Instapaper 3.0 is a massive update. The iPhone, iPad, and web interfaces have all been updated to include the big new aspect of the service: social.

You can now easily share things you Instapaper to Facebook, Twitter, Tumblr, Pinboard, and Evernote. Once you link up your Instapaper account to each, you’ll see an option to automatically share stories you “like”.

And that another big new feature: Likes. It used to be that you could “star” stories you have saved to further mark them as important. But it was never really clear how useful that feature actually was. But now “likes” are directly tied to the sharing aspect — not only sharing to other networks, but also within Instapaper itself.

The service now has a social layer that allows you to subscribe to Likes shared by other users you know (you find them via your contact list or the other social networks). Previously, there was a way to subscribe to other users’ Instapaper feeds if they were public, but it wasn’t very obvious how you did that.
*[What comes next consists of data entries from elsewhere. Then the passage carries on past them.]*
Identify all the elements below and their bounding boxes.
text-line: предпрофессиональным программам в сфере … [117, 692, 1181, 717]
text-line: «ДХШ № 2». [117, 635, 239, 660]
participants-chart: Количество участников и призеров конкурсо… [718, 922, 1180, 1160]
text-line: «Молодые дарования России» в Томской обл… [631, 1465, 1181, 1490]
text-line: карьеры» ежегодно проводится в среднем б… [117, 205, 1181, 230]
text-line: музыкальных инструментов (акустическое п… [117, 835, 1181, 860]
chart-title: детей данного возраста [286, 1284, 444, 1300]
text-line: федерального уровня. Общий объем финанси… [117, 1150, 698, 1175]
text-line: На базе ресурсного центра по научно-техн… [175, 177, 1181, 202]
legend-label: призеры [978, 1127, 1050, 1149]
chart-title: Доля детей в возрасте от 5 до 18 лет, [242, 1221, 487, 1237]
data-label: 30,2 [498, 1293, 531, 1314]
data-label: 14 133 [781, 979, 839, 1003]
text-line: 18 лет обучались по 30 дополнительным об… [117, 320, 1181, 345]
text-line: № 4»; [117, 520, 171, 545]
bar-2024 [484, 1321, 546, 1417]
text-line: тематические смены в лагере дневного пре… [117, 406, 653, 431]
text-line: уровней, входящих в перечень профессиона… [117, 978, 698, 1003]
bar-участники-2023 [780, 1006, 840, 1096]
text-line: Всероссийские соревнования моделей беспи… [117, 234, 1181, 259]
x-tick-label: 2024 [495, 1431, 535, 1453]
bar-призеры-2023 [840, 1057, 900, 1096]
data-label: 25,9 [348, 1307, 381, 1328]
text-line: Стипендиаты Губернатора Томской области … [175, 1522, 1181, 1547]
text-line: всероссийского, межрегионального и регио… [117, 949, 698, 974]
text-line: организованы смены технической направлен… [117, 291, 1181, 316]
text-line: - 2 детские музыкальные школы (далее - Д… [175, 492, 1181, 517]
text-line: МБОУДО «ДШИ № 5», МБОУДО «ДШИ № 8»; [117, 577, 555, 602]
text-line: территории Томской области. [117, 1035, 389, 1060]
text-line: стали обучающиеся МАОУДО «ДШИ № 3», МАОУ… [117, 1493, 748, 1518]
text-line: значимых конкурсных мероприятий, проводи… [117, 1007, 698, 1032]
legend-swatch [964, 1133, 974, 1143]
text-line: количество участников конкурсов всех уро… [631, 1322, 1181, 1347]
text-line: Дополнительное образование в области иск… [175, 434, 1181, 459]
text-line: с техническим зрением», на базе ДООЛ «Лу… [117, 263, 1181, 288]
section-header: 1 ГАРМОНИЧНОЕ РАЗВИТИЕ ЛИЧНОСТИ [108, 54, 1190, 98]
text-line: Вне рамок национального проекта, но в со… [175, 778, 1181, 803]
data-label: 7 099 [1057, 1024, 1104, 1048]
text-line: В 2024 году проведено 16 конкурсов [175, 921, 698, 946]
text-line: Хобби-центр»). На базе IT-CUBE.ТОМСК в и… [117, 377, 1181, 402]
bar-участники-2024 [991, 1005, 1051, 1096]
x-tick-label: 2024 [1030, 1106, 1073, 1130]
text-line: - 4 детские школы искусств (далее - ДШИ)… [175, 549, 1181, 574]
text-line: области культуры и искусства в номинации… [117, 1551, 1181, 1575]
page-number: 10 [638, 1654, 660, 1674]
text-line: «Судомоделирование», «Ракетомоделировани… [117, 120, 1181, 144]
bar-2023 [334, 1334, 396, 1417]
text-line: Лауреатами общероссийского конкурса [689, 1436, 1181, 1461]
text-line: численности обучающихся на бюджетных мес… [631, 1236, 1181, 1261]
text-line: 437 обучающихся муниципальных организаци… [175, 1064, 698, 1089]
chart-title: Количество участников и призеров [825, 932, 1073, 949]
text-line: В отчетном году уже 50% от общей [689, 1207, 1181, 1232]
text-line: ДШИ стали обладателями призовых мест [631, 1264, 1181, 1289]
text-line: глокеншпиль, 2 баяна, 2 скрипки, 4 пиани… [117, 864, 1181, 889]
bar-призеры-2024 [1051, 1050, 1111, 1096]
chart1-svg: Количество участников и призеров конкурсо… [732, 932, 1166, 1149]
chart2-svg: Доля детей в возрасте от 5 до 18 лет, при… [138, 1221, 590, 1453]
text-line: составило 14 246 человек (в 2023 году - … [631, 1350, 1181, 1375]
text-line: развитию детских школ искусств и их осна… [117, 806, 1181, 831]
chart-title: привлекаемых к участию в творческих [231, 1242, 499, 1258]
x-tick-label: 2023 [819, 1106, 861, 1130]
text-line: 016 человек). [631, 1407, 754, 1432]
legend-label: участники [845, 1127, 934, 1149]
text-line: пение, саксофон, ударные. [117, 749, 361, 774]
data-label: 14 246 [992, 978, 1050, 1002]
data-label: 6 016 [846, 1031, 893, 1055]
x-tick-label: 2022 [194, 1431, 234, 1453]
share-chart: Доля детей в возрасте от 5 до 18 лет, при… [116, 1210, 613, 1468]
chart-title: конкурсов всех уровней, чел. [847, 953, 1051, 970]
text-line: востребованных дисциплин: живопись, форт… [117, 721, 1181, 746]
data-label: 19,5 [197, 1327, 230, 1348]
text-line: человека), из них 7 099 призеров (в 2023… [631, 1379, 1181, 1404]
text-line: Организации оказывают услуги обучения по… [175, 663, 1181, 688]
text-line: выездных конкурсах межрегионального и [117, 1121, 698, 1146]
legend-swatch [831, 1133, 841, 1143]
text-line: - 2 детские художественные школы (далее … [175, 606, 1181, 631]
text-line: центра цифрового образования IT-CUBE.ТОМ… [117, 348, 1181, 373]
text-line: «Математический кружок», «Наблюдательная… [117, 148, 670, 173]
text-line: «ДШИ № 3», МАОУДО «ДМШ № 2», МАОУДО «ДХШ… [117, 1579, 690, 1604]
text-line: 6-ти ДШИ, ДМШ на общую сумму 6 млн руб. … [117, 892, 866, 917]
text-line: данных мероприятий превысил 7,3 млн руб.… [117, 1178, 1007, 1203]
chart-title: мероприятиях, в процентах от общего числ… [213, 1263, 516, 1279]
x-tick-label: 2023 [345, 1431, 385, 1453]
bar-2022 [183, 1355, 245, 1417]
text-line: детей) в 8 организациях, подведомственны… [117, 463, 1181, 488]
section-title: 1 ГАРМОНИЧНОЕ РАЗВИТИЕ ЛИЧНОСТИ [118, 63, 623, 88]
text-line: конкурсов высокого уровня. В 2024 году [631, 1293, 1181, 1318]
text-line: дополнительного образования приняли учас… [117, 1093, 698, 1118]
Now there’s a nice big “Friends” button at the top of the app.

There’s also a new “Editors” button which allows you to find new curated content from the likes of Longreads, Longform.org, and Instapaper’s own “Editor’s Picks”.

And finally, there’s also a new “Web” button along the top of the app to allow you to browse websites you like and mark things to read later.

In his post on the new release, Arment also notes a half dozen other upgrades in Instapaper 3.0. Image quality is better, downloads happen faster, and other settings have been tweaked. The biggest of these other changes is the ability to search the content of downloaded articles. Arment notes that this isn’t website-enabled yet for the entire archive of content you’ve saved, but he hints that that may well be coming.

You can find Instapaper in the App Store here. 3.0 is a free upgrade for existing users of the Pro version, otherwise it’s $4.99 — well worth it.